A common approach is to transform the input strings to lower case, and split them into words on whitespace, before tokenizing each word into n-grams. In which case, the string “the Atlantic coast” would be processed as follows:
*To lower case: “the atlantic coast”
*Split on whitespace into words: “the”, “atlantic”, “coast”
*Split into 3-grams: “the”, “atl”, “tla”, “lan”, “ant”, “nti”, “tic”, “coa”, “oas”, “ast”
Comparing the common n-grams between the two strings gives a good approximation of their similarity. As always, this technique has advantages and disadvantages. Because tokens are sequences of multiple characters, token-based similarities are sensitive to even “minor” edit operations like insertion, deletion, replacement of single characters, or swaps of two characters, which are handled well by character-based similarities.
For example, if we delete the character “n” from “atlantic”, the string “atlatic” looses 3 common 3-grams: “atl”, “tla”, “lan”, “ant”, “nti”, “tic”
Token-based similarities also work well with swaps of whole words, which are handled poorly by character-based similarities. Depending on the tokenization method used, the score might not be affected in any way by word swaps. However, when using n-gram tokenization without prior word splitting, word boundaries are still considered.
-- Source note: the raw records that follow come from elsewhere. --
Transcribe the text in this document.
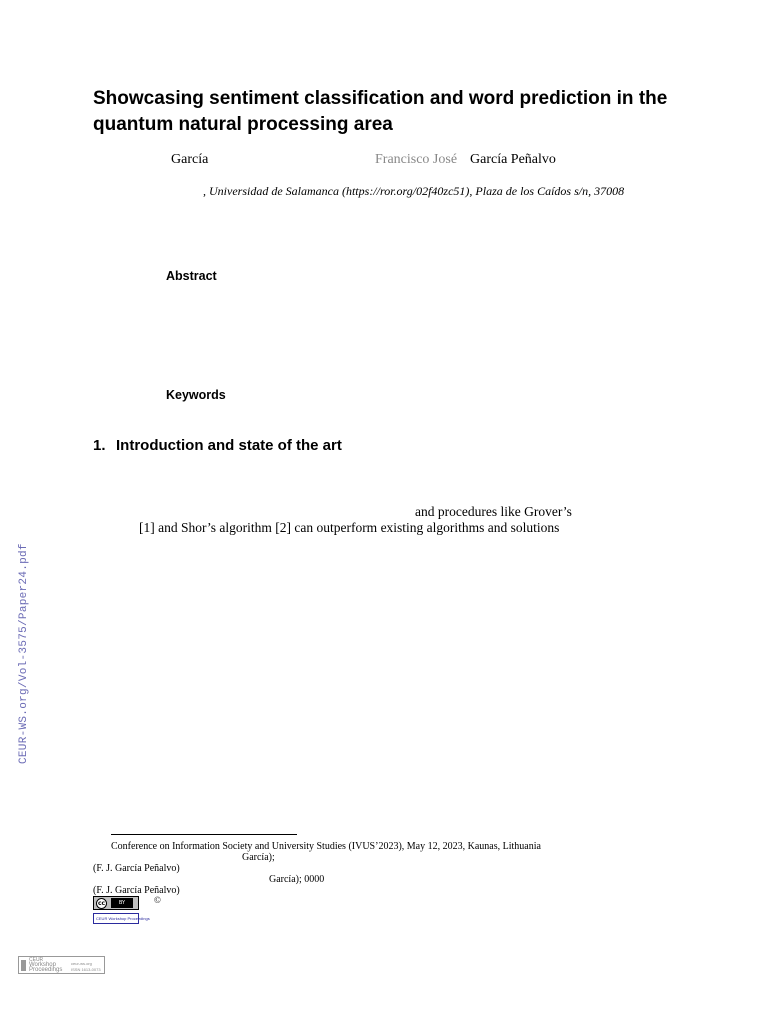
Showcasing sentiment classification and word prediction in the quantum natural processing area
García	Francisco José García Peñalvo
, Universidad de Salamanca (https://ror.org/02f40zc51), Plaza de los Caídos s/n, 37008
Abstract
Keywords
1. Introduction and state of the art
and procedures like Grover’s
[1] and Shor’s algorithm [2] can outperform existing algorithms and solutions
CEUR-WS.org/Vol-3575/Paper24.pdf
Conference on Information Society and University Studies (IVUS’2023), May 12, 2023, Kaunas, Lithuania
García);
(F. J. García Peñalvo)
García); 0000
(F. J. García Peñalvo)
©
cc	BY
CEUR Workshop Proceedings
CEUR
Workshop
Proceedings
ceur-ws.org
ISSN 1613-0073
For example, compare the following 3-gram tokenization:
*“atlantic coast” -> “atl”, “tla”, “lan”, “ant”, “nti”, “tic”, “ic”, “c c”, “co”, “coa”, “oas”, “ast”
*“coast atlantic” -> “coa”, “oas”, “ast”, “st ”, “t a”, “ at”, “atl”, “tla”, “lan”, “ant”, “nti”, “tic”
The 3-grams “ic”, “c c”, “co”, “st”, “t a”, and “at” represent the word boundaries and do not match when the two input strings are compared. Based on these pre-processing steps, the similarity functions in the following sections use different formulas to calculate the similarity score.
Cosine Coefficient
Dice Coefficient
Jaccard Coefficient
Overlap Coefficient
OneData Similarity Function
Other token-based similarity functions, when used with n-gram tokenization, allow the longer words to contribute more to the final score than the shorter words.
Consider the following two strings together with their 3-gram tokenizations:
*“Acme Software”“acm”, “cme”, “sof”, “oft”, “ftw”, “twa”, “war”, “are”
*“Ajax Software”“aja”, “jax”, “sof”, “oft”, “ftw”, “twa”, “war”, “are”
Here, the word “Software” contributes 6 of 8 tokens to the token set of “Acme Software,” leading to a Jaccard score of 6/10 = 60% or a Dice score of even (2 x 6)/(8 + 8) = 75%.
This behavior is often undesirable because, on a word-based level, you would give these two strings a similarity of 50%. This behavior is what the OneData similarity improves by taking into account both word-based and word-token relations. Also, more complex cases with compound words (frequent in the German language) or split word fragments are handled well by this technique.